Dans l'optique traditionnelle, l'un vit une expérience naturelle tandis que l'autre se livre à l'infamie. Comme Dieu est dans cette optique la cause ultime et que sa parole connue est la dernière, le sacrement du mariage continuera d'être refusé aux homosexuels. Les lois promulguées par l'Etat ne prétendent pas non plus être le révélateur de fondement naturel ou divin. Si tel était le cas, il faudrait refondre constamment le corpus légal en fonction des dernières trouvailles en éthologie. Les Bonobos s'adonnent au sexe récréatif. Le droit de cuissage est réservé aux individus dominants dans plusieurs meutes animales. La prostitution est observable au sein de plusieurs tribus de primates. La masturbation est une pratique courante chez plusieurs mammifères.
Les religieux allèguent une loi naturelle. Ils sont pourtant les premiers à admettre que l'idée même d'une distinction entre le Bien et le Mal relève d'un écart par rapport à l'état de nature. L'acceptation de l'autre n'est pas en soi naturelle non plus.
Dans notre petite enfance, livré à nos réflexes immédiats, chacun se souvient combien les enfants qui paraissaient anormaux dans la classe étaient discriminés. Il faut habituellement dépasser le cap de l'adolescence pour secouer la gangue de la normalité, voir que ce qui passe pour un pas de travers peut être la démarche qui convient.

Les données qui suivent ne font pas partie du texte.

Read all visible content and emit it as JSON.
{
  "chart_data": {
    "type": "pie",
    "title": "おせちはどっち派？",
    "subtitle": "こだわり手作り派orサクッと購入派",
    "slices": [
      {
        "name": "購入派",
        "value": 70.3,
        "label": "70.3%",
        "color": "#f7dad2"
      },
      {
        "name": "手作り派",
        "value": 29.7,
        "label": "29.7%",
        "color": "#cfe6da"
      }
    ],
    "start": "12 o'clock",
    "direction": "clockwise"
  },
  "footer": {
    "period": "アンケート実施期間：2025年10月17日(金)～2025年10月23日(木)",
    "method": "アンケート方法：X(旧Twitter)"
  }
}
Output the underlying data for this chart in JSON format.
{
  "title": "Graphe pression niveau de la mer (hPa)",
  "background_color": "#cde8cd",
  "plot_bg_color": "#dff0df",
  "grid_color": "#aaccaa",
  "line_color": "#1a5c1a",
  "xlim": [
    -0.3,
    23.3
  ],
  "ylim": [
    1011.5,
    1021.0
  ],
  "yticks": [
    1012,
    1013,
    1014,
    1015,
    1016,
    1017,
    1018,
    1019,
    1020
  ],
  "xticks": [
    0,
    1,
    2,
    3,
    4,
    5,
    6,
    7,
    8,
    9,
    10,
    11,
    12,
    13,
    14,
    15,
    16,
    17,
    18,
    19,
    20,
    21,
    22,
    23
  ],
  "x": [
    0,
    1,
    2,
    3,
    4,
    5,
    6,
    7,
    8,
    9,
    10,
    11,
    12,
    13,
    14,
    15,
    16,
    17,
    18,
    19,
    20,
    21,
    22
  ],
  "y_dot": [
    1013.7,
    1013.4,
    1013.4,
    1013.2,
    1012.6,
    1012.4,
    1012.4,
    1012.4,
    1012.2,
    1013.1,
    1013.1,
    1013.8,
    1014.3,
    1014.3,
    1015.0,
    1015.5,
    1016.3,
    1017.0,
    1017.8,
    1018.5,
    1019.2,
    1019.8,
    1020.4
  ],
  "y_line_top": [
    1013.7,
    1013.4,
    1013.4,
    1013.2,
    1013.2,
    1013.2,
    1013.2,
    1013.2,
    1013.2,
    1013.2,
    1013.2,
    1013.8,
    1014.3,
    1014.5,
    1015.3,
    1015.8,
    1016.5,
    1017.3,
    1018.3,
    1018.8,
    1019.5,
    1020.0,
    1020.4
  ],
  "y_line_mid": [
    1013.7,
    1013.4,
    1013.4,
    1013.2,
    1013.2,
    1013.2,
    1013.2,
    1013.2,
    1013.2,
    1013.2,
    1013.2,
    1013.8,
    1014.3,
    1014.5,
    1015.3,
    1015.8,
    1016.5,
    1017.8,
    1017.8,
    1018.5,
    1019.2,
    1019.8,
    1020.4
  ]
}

Il faut du temps pour se rendre compte que le poison de l'un est le salut de l'autre.
En outre, nos amours se révèlent entachés de névroses personnelles, des sources troubles qui nous obligent au travail sur soi. Dans ce contexte global, bien fou serait celui qui jugerait a priori celui qui est le plus sain, le plus équilibré entre un couple hétérosexuel et un couple homosexuel.
Le monde est plein de souffrances. Je ne pense pas que ce soit le rôle de la collectivité d'en rajouter en affligeant des couples souvent constitués d'individus admirables d'un statut moindre. Il est de la responsabilité du gouvernement de ne pas tourner ce sujet au tragique. Le Fédéral n'a pas à prendre Dieu comme référence, à moins de vouloir animer une théocratie. Que les croyants continuent de prétendre parler au nom de Dieu, le mariage gay n'y change rien. Leur liberté religieuse ne signifie pas que les lois civiles doivent être régentées par leurs prétentions.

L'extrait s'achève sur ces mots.